The TDP provides a simple and accurate technique for examining flow in 
blood vessels of any size including those that can be smaller than 1 mm in 
diameter. The TDP can simultaneously measure both pre and 
post-anastomotically without repositioning or manipulation. The two 
waveforms provided can be compared instantly to quantify anastomotic 
narrowing of as little as 10% and to appreciate subtle waveform changes 
that accompany anastomotic pathology. It is expected that the TDP will be 
able to detect narrowing as small as 5% and below. The TDP permits earlier 
and more precise delineation of anastomotic problems in the operating room 
and can provide an objective assessment of technique for the microsurgical 
trainee and may allow more sensitive post-operative monitoring of free 
tissue transfers in an implantable form. 

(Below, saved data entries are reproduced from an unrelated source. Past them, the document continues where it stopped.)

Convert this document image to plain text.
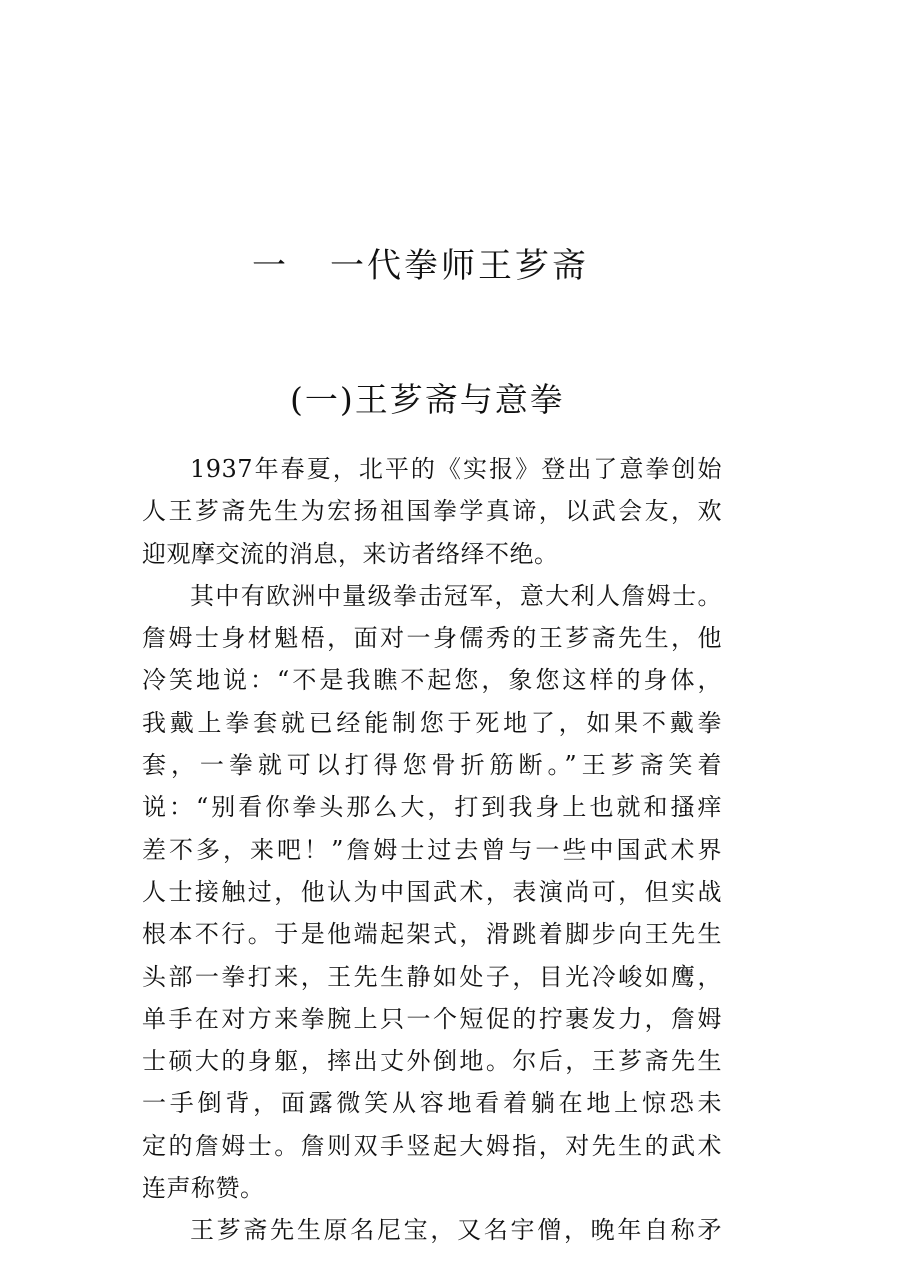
一 一代拳师王芗斋
(一)王芗斋与意拳
1937年春夏，北平的《实报》登出了意拳创始
人王芗斋先生为宏扬祖国拳学真谛，以武会友，欢
迎观摩交流的消息，来访者络绎不绝。
其中有欧洲中量级拳击冠军，意大利人詹姆士。
詹姆士身材魁梧，面对一身儒秀的王芗斋先生，他
冷笑地说：“不是我瞧不起您，象您这样的身体，
我戴上拳套就已经能制您于死地了，如果不戴拳
套，一拳就可以打得您骨折筋断。”王芗斋笑着
说：“别看你拳头那么大，打到我身上也就和搔痒
差不多，来吧！”詹姆士过去曾与一些中国武术界
人士接触过，他认为中国武术，表演尚可，但实战
根本不行。于是他端起架式，滑跳着脚步向王先生
头部一拳打来，王先生静如处子，目光冷峻如鹰，
单手在对方来拳腕上只一个短促的拧裹发力，詹姆
士硕大的身躯，摔出丈外倒地。尔后，王芗斋先生
一手倒背，面露微笑从容地看着躺在地上惊恐未
定的詹姆士。詹则双手竖起大姆指，对先生的武术
连声称赞。
王芗斋先生原名尼宝，又名宇僧，晚年自称矛
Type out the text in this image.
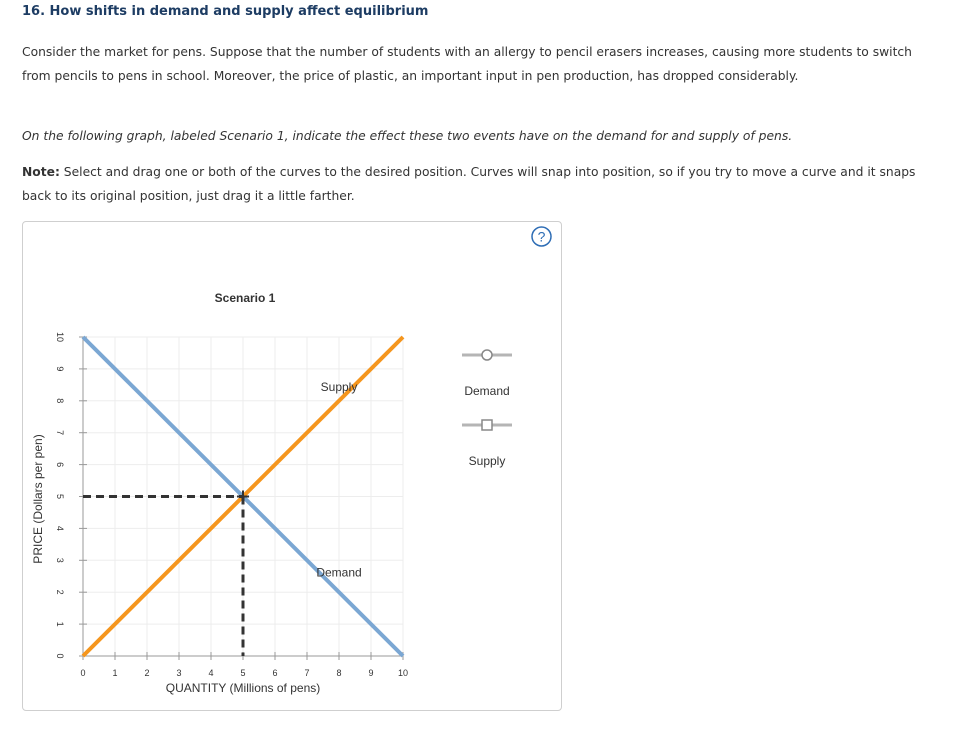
16. How shifts in demand and supply affect equilibrium

Consider the market for pens. Suppose that the number of students with an allergy to pencil erasers increases, causing more students to switch from pencils to pens in school. Moreover, the price of plastic, an important input in pen production, has dropped considerably.

On the following graph, labeled Scenario 1, indicate the effect these two events have on the demand for and supply of pens.

Note: Select and drag one or both of the curves to the desired position. Curves will snap into position, so if you try to move a curve and it snaps back to its original position, just drag it a little farther.

?
0	1	2	3	4	5	6	7	8	9	10
0
1
2
3
4
5
6
7
8
9
10
Demand
Supply	Demand
Supply
Scenario 1
QUANTITY (Millions of pens)
PRICE (Dollars per pen)
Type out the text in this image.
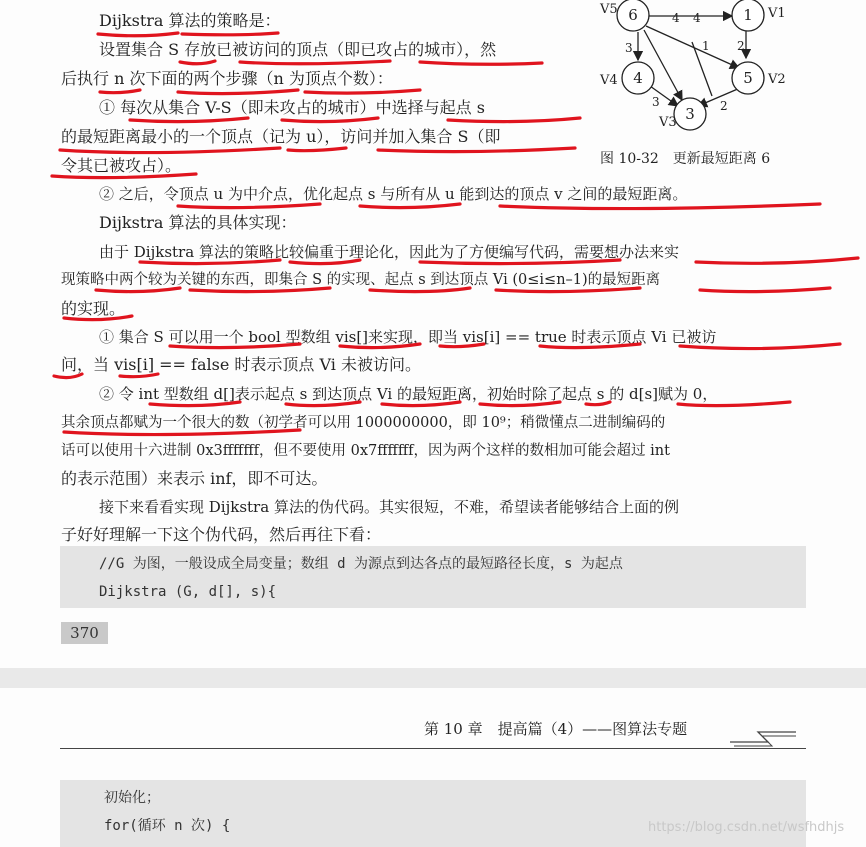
Dijkstra 算法的策略是：
设置集合 S 存放已被访问的顶点（即已攻占的城市），然
后执行 n 次下面的两个步骤（n 为顶点个数）：
① 每次从集合 V-S（即未攻占的城市）中选择与起点 s
的最短距离最小的一个顶点（记为 u），访问并加入集合 S（即
令其已被攻占）。
② 之后，令顶点 u 为中介点，优化起点 s 与所有从 u 能到达的顶点 v 之间的最短距离。
Dijkstra 算法的具体实现：
由于 Dijkstra 算法的策略比较偏重于理论化，因此为了方便编写代码，需要想办法来实
现策略中两个较为关键的东西，即集合 S 的实现、起点 s 到达顶点 Vi (0≤i≤n–1)的最短距离
的实现。
① 集合 S 可以用一个 bool 型数组 vis[]来实现，即当 vis[i] == true 时表示顶点 Vi 已被访
问，当 vis[i] == false 时表示顶点 Vi 未被访问。
② 令 int 型数组 d[]表示起点 s 到达顶点 Vi 的最短距离，初始时除了起点 s 的 d[s]赋为 0，
其余顶点都赋为一个很大的数（初学者可以用 1000000000，即 10⁹；稍微懂点二进制编码的
话可以使用十六进制 0x3fffffff，但不要使用 0x7fffffff，因为两个这样的数相加可能会超过 int
的表示范围）来表示 inf，即不可达。
接下来看看实现 Dijkstra 算法的伪代码。其实很短，不难，希望读者能够结合上面的例
子好好理解一下这个伪代码，然后再往下看：
//G 为图，一般设成全局变量；数组 d 为源点到达各点的最短路径长度，s 为起点
Dijkstra (G, d[], s){
370
6	1
4	5
3
V5	V1
V4	V2
V3
4 4
1
3	2
3	2
图 10-32　更新最短距离 6
第 10 章　提高篇（4）——图算法专题
初始化；
for(循环 n 次) {	https://blog.csdn.net/wsfhdhjs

A TDP constructed in accordance with the invention can serve as an ideal 
training device. It provides instant, atraumatic, hemodynamic assessment 
of "practice" anastomoses and provides objective feedback. 
It will thus be seen that the objects set forth above, among those made 
apparent from the preceding description, are efficiently attained and, 
since certain changes may be made in carrying out the above method and in 
the constructions set forth without departing from the spirit and scope of 
the invention, it is intended that all matter contained in the above 
description and shown in the accompanying drawings shall be interpreted as 
illustrative and not in a limiting sense. 
It is also to be understood that the following claims are intended to cover 
all of the generic and specific features of the invention herein described 
and all statements of the scope of the invention which, as a matter of 
language, might be said to fall therebetween.